Notre Dame nose guard Louis Nix III returned for a fourth season in part so his mother could meet him on the field on Senior Day. She still might, but she won’t see her son play another snap this season.
Nix underwent surgery on a torn meniscus on Thursday and will miss the Irish’s final two games of the year, the pain and discomfort ultimately trumping his desire to grind through.
“When I got back to the Pitt game, in my head, I wasn’t thinking about it,” Nix said in South Bend, Ind. “It was like, just go out here and ball, don’t think about being hurt. When people mention your leg, I tell them don’t even tell me about it, I don’t want to think I have it, because that’s not how I play ball.
“But then the week went on – me walking to class, me being in class, teachers noticing I have to stand up just because my leg wasn’t comfortable at a 90-degree angle. I couldn’t sleep because of it.

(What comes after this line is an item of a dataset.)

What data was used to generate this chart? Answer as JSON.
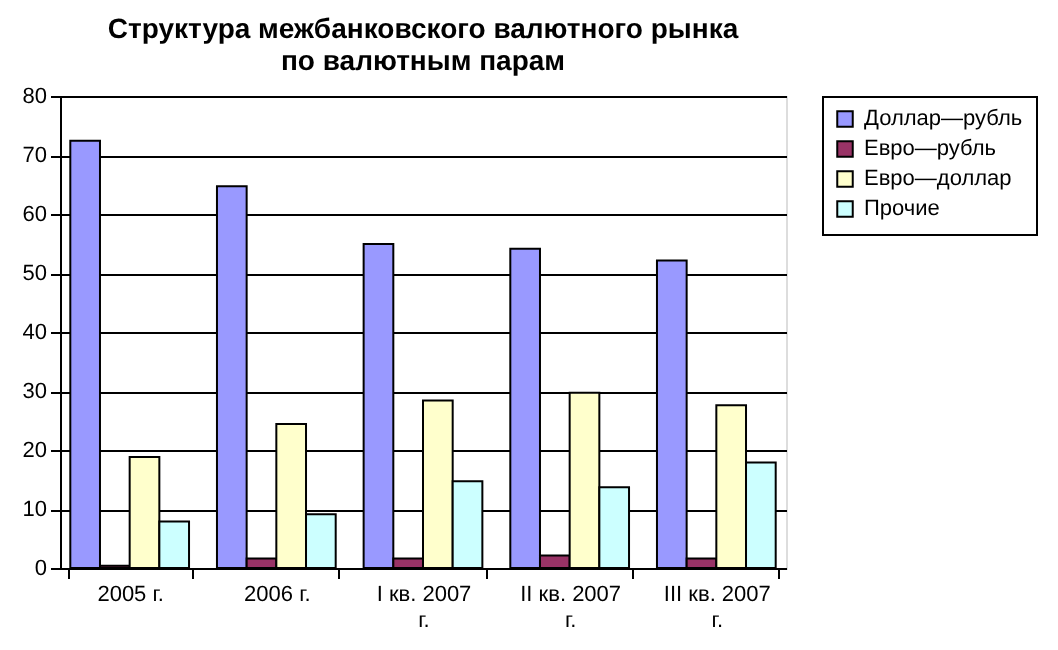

It’s been like that all year, but it worsened. At that point, this point of this week, doing weight training and stuff, I knew I had to tell them it’s been bothering me.”
Nix previously had an MRI after a two-game absence due to platelet-rich plasma therapy to relieve knee tendinitis, revealing the torn meniscus. He had a second MRI and received a second opinion from Dr. James Andrews, which confirmed the opinion of team surgeon Dr. Brian Ratigan that the surgery could not wait.
“We had workouts last week,” Irish coach Brian Kelly said after practice. “Thursday we ran him on the woodways, it was problematic. He was sore. He was trying to get through it the best he could.
“It was pretty apparent there that it was easy to discern at that point that we needed to get another MRI. We got another MRI, and although it didn’t show that it was at a point where we did further damage, we just felt at that point, it was in his best interest that it get taken care of.”
Nix said recently that he had battled knee tendinitis since the BCS championship game in January, a condition that flared up on Oct. 19 in a win over USC. After missing two games against Air Force and Navy, it was presumed Nix would battle through until the offseason.
The decision for surgery, though, prompts about a two-month recovery to 100 percent health — and questions about whether Nix will return to Notre Dame for a fifth season. He has been coy on the subject and remained so Thursday, a player deemed a possible first-round pick who will graduate in December but insists he hasn’t made up his mind.
With Nix’s family in town for Senior Day, Kelly said this is “probably the time to do some serious consideration of it.”
“Realistically, it’s still a big decision now,” Nix said. “I haven’t thought about it. I’m just thinking about getting healthy, getting my rehab, finishing my season of ‘Breaking Bad’ and cheering on my team.
“I don’t know what to consider. This is a great place. It’s a great university. It’s done a lot for my life. I feel like if I did come back it would do numerous things for me and help me out. There’s a lot of choices on both sides. But at this time I’m not even thinking about it.”